EVALUATIE VAN HET ADMINISTRATIEF EN TECHNISCH PERSONEEL - REGLEMENT
Goedgekeurd door de Raad van Bestuur van de UHasselt op 14.04.1998 Aanpassingen goedgekeurd door de Raad van Bestuur van de UHasselt op 10.06.2003 en 09.12.2014
2
Artikel 1 – Toepassingsgebied en definitie Artikel 1.1. Het administratief en technisch personeel dat vastbenoemd is of voor onbepaalde duur aangesteld en van wie de functie werd geklasseerd, wordt geëvalueerd. Artikel 1.2. De evaluatie is de beoordeling op basis van een functiebeschrijving van de wijze waarop het personeelslid zijn functie uitoefent. Artikel 1.3. De evaluatie steunt op een nauwkeurige, objectieve en billijke inschatting van de vakkennis, de inzet, de prestaties, de competentie en de verdiensten van het personeelslid. De kwaliteitsbewaking van de evaluatie gebeurt door een college. Het college is als volgt samengesteld: 2 leden van de beleidstop, de 3 faculteitsvoorzitters, 1 vertegenwoordiger voor de centrale administratieve diensten, 1 waarnemend deskundige en eveneens waarnemend 1 lid van elk van de drie syndicale organisaties. Het college duidt in zijn midden een voorzitter aan. Artikel 1.4. De evaluatie gebeurt op een zorgvuldige wijze aan de hand van een vooraf bekendgemaakt evaluatieformulier. (zie bijlage) De criteria die bij de evaluatie aan bod komen zijn naar inhoud en waardering omschreven in het evaluatieformulier. Het gewicht van de criteria wordt in het functieprofiel aangegeven met de volgende termen : ‘niet-relevant – wenselijk – belangrijk – essentieel’ .
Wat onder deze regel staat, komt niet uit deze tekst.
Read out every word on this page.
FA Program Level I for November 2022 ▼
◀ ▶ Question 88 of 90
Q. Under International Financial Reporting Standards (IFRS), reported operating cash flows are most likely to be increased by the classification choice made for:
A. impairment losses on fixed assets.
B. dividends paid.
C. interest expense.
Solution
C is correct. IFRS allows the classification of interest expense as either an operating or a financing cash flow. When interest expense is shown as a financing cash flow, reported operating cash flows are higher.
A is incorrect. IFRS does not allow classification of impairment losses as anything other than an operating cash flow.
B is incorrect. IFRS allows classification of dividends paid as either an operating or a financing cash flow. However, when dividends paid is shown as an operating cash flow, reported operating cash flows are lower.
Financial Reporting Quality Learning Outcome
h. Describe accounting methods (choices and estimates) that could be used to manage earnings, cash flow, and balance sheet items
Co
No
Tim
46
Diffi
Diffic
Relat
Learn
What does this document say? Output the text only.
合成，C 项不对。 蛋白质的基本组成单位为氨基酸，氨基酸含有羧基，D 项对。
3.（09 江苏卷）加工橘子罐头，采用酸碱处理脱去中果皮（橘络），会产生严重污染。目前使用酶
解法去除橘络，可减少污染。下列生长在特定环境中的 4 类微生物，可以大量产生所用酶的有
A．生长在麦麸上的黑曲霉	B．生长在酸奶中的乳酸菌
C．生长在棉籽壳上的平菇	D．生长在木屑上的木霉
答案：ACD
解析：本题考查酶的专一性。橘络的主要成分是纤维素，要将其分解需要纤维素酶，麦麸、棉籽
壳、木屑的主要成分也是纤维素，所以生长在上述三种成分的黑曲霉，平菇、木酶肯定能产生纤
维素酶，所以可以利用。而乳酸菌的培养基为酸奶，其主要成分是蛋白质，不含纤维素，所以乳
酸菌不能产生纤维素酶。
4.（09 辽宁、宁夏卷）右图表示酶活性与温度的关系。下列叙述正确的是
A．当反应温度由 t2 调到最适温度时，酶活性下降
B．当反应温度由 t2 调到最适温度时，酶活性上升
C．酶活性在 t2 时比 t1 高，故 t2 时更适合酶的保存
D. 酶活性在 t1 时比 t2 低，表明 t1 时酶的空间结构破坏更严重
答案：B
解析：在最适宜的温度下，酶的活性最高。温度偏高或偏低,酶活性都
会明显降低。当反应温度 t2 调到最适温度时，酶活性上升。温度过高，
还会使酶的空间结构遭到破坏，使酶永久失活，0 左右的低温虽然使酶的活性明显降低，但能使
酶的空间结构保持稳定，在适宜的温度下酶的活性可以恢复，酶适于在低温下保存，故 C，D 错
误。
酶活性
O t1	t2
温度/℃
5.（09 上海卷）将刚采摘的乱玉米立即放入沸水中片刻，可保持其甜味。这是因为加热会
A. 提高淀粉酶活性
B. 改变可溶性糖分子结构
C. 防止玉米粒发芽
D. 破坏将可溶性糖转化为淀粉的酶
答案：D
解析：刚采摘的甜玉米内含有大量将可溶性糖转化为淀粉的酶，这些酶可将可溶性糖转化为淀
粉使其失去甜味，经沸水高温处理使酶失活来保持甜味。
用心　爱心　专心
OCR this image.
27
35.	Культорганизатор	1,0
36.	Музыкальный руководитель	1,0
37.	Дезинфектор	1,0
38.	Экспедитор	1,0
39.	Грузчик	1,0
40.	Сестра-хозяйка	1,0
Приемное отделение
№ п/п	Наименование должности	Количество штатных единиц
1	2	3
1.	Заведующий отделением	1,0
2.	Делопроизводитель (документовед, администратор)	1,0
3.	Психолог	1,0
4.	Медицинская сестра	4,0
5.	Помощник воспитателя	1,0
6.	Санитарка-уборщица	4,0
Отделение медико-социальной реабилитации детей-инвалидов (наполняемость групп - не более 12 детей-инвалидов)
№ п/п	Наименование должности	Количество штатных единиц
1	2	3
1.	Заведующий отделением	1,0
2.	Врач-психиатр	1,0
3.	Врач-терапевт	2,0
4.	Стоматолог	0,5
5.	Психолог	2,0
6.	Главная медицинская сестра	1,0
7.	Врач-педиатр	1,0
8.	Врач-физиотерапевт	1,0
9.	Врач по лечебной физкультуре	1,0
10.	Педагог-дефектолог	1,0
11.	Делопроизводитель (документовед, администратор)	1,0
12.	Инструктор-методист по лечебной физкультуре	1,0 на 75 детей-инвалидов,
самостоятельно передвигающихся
Het wegingsformulier bevat een
overzicht van alle criteria met hun weging en wordt voor iedere medewerker in zijn/haar evaluatiedossier bewaard. Bij de start van de evaluatieprocedure (minstens twee weken voor de evaluatiegesprekken) stuurt de Personeelsdienst iedere medewerker een overzicht van de evaluatierubrieken met een toelichting en het voor zijn/haar functie toepasbare wegingsformulier. Artikel 1.5. Het doel van de evaluatie is: -
nagaan op welke wijze het personeelslid zijn functie vervult, waarbij men indien nodig kan overgaan tot bijsturen of verbeteren van bepaalde aspecten van de uitoefening van de functie; het vormingsbeleid en de tussentijdse functioneringsgesprekken kunnen hiertoe een nuttige bijdrage leveren;
-
fungeren als één van de criteria bij bevordering en schaalverhoging (zie artikel 7.1.)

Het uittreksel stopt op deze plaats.